Online brokerages have long been immune to the legal actions dogging full-service firms that make investment recommendations. But now the electronic upstarts such as E*Trade (EGRP:Nasdaq – news), Schwab (SCH:NYSE – news) and Ameritrade (AMTD:Nasdaq – news) face the prospect that their legal responsibilities will be expanded to include so-called suitability, over advice on whether to buy or sell an investment was appropriate.
As a result, online brokers moving toward personalization of their sites and a more full-service operation will have to better manage their client interactions to maintain appropriate ideas for specific clients.
And from the looks of separate reports from the Securities and Exchange Commission’s Laura Unger and New York Attorney General Eliot Spitzer, those aren’t the only changes that may be in the wind for the online brokers. Indeed, almost all of their functions appear to be under scrutiny.
The report by commissioner Unger is a key move for the SEC, and is a likely precursor to some degree of rulemaking, although an SEC press release dubbed “extensive rulemaking” still “premature.” The report, issued Monday morning, set out a framework for the agency to:
- Gather information on suitability;
- Push online firms toward best-execution practices regardless of payment for order flow and order handling;
- Develop better real-time market information;
- Expand systems’ capacity;
- Increase investor education;
- Analyze chat rooms’ effect on certain stock prices; and
- Evaluate client privacy concerns.
The industry was busy evaluating the report Monday. “We’re just beginning to digest the report, so it’s too early to make a prediction,” says a Schwab spokesman. “But our view is that the online channel is one of many and that it would be a mistake to somehow single it out for specific regulation.”

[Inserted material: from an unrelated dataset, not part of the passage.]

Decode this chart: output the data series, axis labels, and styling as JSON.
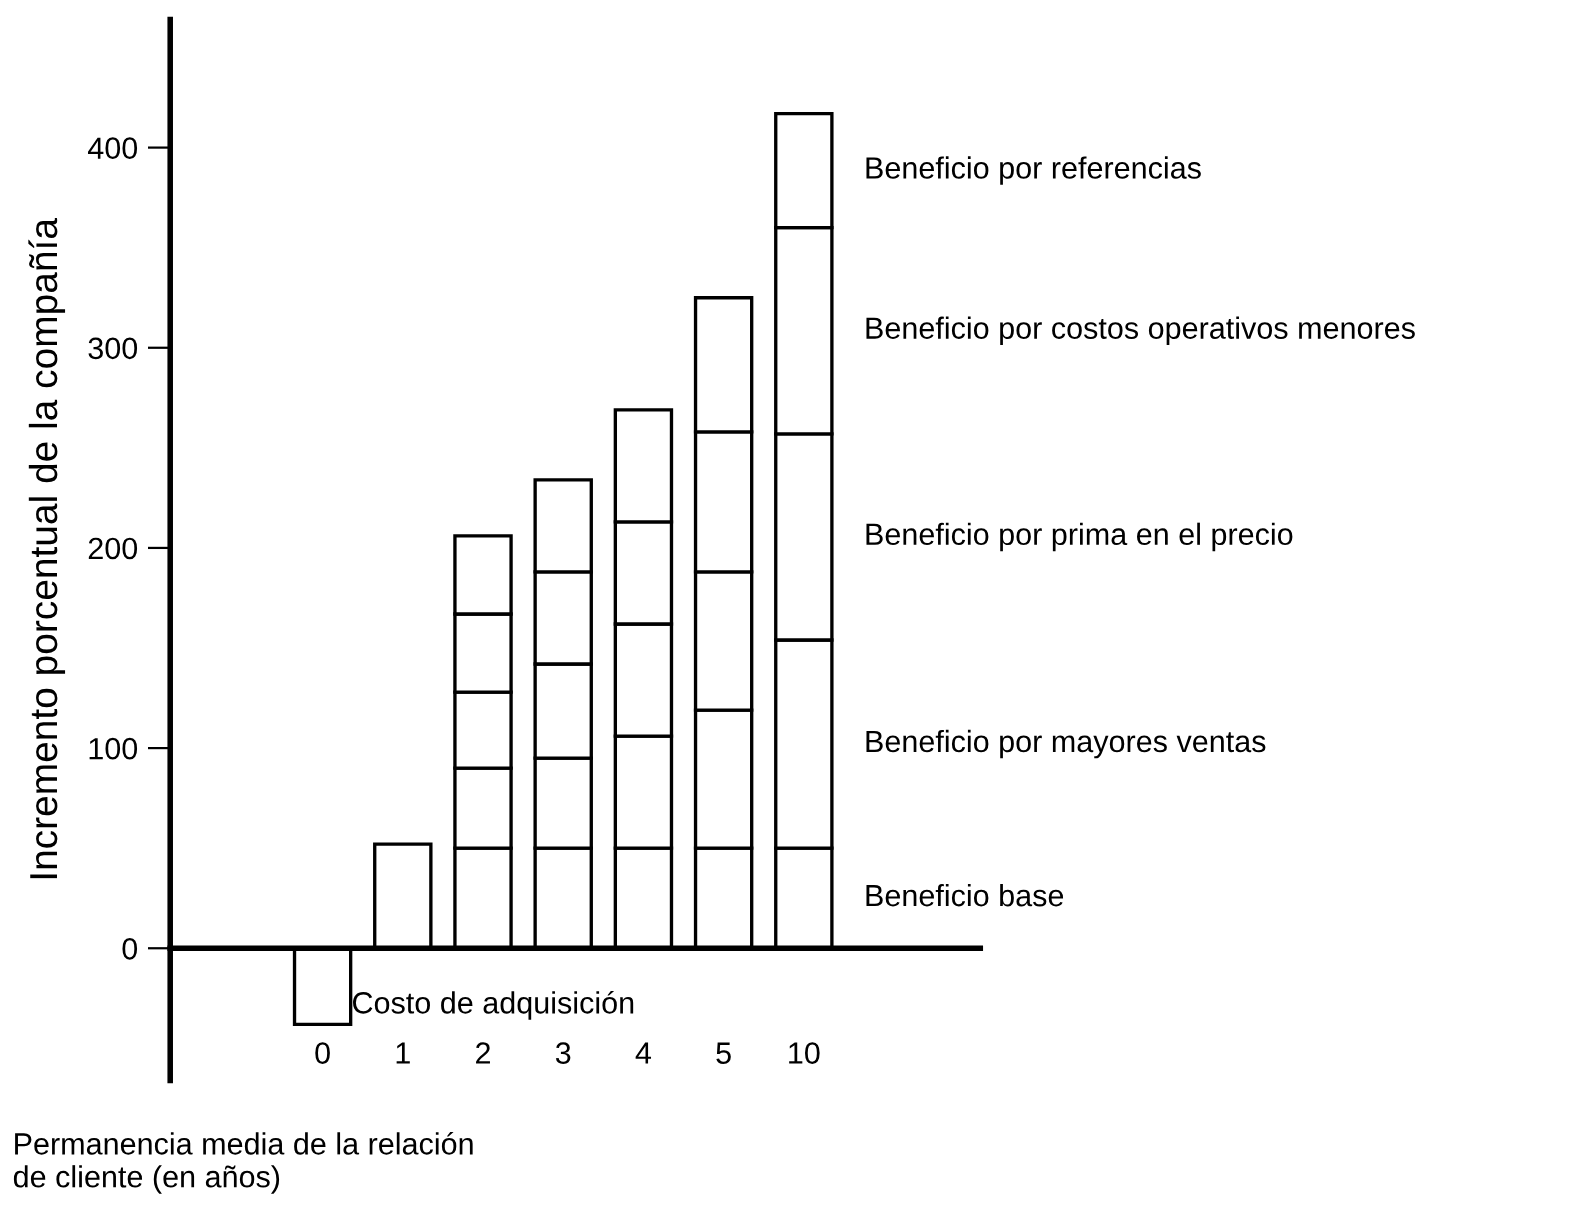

An Ameritrade spokesman, however, said he didn’t see his firm venturing into the advice arena and thought the SEC report was trying to better regulate the evolution of Internet brokers.
If rulemaking does follow, says New York securities attorney Jonathan Kord Lagemann, it could dramatically change the way online brokers operate. “You’ve got to have a larger compliance and legal department, and that can make it difficult to keep giving cheap execution,” he says. “It’s going to force them to be more like Merrill Lynch (MER:NYSE – news).”

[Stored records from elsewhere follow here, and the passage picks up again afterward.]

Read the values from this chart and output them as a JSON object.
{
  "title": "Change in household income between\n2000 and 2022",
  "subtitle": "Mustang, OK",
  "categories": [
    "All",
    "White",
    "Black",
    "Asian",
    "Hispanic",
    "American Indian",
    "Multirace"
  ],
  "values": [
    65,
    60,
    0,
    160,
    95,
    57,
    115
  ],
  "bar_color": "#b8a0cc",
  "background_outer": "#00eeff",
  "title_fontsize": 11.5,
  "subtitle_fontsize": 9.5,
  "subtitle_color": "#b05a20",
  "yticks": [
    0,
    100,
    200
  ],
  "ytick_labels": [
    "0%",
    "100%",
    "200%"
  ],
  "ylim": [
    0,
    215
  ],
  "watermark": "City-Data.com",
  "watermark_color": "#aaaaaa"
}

And like everything else they’ve touched on Wall Street, online brokers will be blazing some trails, especially in terms of suitability. In the days of flesh-and-blood brokers, an unsuitable investment would be an oil-and-gas limited partnership sold to a 98-year-old widow who had never before invested. That definition has changed to put the focus on bringing an idea to buy, sell or hold a security to the attention of a client.
“The world has changed,” says Los Angeles securities attorney Philip Aidikoff of Aidikoff & Uhl. “If Merrill Lynch advertises research available and someone read it and then buys the stock online, doesn’t suitability come into play?”

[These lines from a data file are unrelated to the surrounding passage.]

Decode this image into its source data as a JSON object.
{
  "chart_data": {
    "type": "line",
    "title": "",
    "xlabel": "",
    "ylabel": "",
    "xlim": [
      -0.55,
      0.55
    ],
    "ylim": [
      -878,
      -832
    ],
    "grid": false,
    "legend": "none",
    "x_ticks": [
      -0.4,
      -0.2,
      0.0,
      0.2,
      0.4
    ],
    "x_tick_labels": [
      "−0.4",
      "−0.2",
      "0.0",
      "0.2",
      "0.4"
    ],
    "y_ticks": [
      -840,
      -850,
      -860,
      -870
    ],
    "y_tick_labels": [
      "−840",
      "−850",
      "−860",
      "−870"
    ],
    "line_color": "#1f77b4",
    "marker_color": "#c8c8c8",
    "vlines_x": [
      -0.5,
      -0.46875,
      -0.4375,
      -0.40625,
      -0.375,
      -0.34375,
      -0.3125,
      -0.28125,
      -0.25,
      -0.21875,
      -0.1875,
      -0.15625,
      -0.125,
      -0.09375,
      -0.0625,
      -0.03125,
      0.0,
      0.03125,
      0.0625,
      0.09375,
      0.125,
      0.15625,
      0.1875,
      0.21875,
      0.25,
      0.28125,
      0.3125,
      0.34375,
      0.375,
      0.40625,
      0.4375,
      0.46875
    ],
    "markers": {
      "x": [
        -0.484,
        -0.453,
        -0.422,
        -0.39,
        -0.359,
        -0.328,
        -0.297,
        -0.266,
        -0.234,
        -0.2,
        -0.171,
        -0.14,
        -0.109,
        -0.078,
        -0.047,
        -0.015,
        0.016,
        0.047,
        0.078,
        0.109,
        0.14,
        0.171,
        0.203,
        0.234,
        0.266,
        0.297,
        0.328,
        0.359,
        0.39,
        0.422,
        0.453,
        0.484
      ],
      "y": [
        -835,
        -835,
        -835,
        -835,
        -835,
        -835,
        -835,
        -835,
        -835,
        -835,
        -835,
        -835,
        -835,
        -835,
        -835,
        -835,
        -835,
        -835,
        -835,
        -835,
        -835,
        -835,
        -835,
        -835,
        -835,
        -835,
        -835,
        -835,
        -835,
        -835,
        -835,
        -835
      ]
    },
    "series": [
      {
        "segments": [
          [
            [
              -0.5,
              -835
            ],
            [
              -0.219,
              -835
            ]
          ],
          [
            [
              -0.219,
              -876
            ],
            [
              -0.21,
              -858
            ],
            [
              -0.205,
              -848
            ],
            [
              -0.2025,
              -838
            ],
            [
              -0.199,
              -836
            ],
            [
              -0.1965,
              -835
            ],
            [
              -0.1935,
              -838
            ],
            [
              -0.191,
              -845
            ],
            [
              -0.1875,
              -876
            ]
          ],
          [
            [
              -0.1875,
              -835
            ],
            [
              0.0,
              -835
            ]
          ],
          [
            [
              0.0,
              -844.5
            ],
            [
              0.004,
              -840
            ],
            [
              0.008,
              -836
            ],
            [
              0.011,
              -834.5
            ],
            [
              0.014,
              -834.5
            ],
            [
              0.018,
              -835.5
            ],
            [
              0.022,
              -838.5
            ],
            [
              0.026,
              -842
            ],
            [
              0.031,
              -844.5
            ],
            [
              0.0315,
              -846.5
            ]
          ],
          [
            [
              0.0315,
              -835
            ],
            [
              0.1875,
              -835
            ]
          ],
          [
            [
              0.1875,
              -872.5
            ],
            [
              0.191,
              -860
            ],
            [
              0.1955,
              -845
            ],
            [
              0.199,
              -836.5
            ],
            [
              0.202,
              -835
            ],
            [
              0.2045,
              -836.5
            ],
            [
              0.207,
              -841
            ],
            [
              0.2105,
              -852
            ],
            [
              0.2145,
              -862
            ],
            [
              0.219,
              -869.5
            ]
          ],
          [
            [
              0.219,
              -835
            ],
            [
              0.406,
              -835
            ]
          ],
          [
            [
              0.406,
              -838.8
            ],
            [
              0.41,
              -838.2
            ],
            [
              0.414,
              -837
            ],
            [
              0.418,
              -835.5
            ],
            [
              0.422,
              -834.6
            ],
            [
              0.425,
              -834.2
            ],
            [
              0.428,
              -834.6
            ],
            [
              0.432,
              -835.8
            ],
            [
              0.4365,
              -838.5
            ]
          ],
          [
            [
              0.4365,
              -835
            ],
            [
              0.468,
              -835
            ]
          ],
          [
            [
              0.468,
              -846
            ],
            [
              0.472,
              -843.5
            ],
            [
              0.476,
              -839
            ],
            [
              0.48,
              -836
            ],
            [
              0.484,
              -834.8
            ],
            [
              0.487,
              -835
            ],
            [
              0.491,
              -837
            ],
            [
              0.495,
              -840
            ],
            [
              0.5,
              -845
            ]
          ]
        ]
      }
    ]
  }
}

Spitzer managed to squeeze $500,000 from the Securities Industry Association for educational advertising and materials for investors. While half a mill is dogtrack money compared to the hundreds of millions online brokers will spend on advertising in 1999, the effort is getting some attention.
Spitzer’s push has all the right buzzwords. His report endorses “good old fashioned research and education” and says that “cheap, easy and frequent trading does not equal successful trading.”
But attorney Aidikoff says regulators won’t be the primary influence on how online brokerages develop. “The reality is they can put in collars on suitability the same way they have with equity,” Aidikoff says, referring to the kinds of margin controls and trading limits e-brokers have put on customers. “And I suspect in the next eight to 12 months, you’ll see that — no matter what the SEC does.”
At a legal conference in New York two weeks ago, the SEC’s Carmen Lawrence said the agency was keeping a close eye on suitability and whether links to other sites, bulletin boards or third parties could fall into the category of recommendations.
Aidikoff, for one, is expecting change: “The firms will adapt because it doesn’t make sense for them to get sued on something they can prevent.”